Selanjutnya sifat liquid diartikan sebagai flesibilitas dinamika politik yang tiba-tiba (turbulent) dan unpredictable. Tidak bisa diramalkan. Ini juga kerap berlangsung. Sifat kapilaritas air yang mampu merembes ke atas, memang berlawanan dengan sifat lainnya yang selalu mengalir ke tempat lebih rendah (top down). Secara manajemen, kapilaritas ini seperti bottom up process. Bisa jadi, kondisi tahun air nanti bahwa aspirasi akar rumput mampu mempengaruhi kalangan atas. Menjadi pertimbangan utama top level management. Entah semacam apa situasinya kelak. Power bawah mampu membuyarkan power atas.

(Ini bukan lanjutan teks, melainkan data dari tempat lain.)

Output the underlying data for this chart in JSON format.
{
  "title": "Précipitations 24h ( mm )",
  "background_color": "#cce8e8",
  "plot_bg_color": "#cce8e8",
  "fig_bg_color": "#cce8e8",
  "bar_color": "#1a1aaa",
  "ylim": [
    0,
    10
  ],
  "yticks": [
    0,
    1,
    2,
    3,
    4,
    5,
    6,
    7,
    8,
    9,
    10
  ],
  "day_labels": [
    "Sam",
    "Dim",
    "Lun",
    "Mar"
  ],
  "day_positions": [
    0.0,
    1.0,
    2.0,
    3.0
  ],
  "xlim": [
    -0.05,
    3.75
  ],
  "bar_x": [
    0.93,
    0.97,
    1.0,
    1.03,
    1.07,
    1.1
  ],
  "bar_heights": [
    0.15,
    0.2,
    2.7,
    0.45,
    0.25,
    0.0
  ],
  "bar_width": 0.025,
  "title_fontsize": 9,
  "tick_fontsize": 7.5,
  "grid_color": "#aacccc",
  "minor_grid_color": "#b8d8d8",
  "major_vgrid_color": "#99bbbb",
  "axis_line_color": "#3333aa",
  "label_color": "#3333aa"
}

Air itu memiliki massa atau berat. Maka sejalan dengan tahun mati = musyawarah, bahwa hasil keputusan terbaru nantinya memiliki daya dobrak dan power yang luar biasa. Dahulu, siapa sangka Polri bisa keluar dari ABRI; Tempo doeloe, siapa mengira UUD 1945 dapat diamandemen? Bisa jadi power perubahan nanti berupa dekrit untuk kembali ke UUD 1945, misalnya, atau pembubaran KPK, atau persekusi terhadap penjahat BLBI, dan seterusnya. Lagi-lagi, itu sekedar contoh pengandaian.
Kemudian sifat unik air bahwa ia mampu melarutkan beberapa zat. Ini sifat yang paling terkenal. Analogi situasi kelak di tahun air, bahwa bakal tersapu/larutnya partai-partai, atau ormas, paham, ideologi, golongan, dan lain-lain yang dianggap “sampah” dimana selama ini dianggap telah mengotori halaman rumah NKRI dari kajian Pancasila, maka kelak mereka akan tergulung oleh gelombang (air) perubahan di Bumi Pertiwi.
Sifat terakhir air adalah menekan di segala arah. Menyebar ke semua penjuru. Maknanya, bahwa daya dobrak perubahan bakal memasuki segala lini serta diterima hampir disemua strata dan lapisan sosial.
Gambaran di atas adalah prakiraan situasi perubahan di republik tercinta ini. Tidak ada niat menggurui siapapun, terutama para pihak yang berkompeten, ataupun tak ada maksud untuk meng-klaim kebenaran atas apa yang kelak terjadi yang melekat pada apapun skenario dalam Pilpres 2019.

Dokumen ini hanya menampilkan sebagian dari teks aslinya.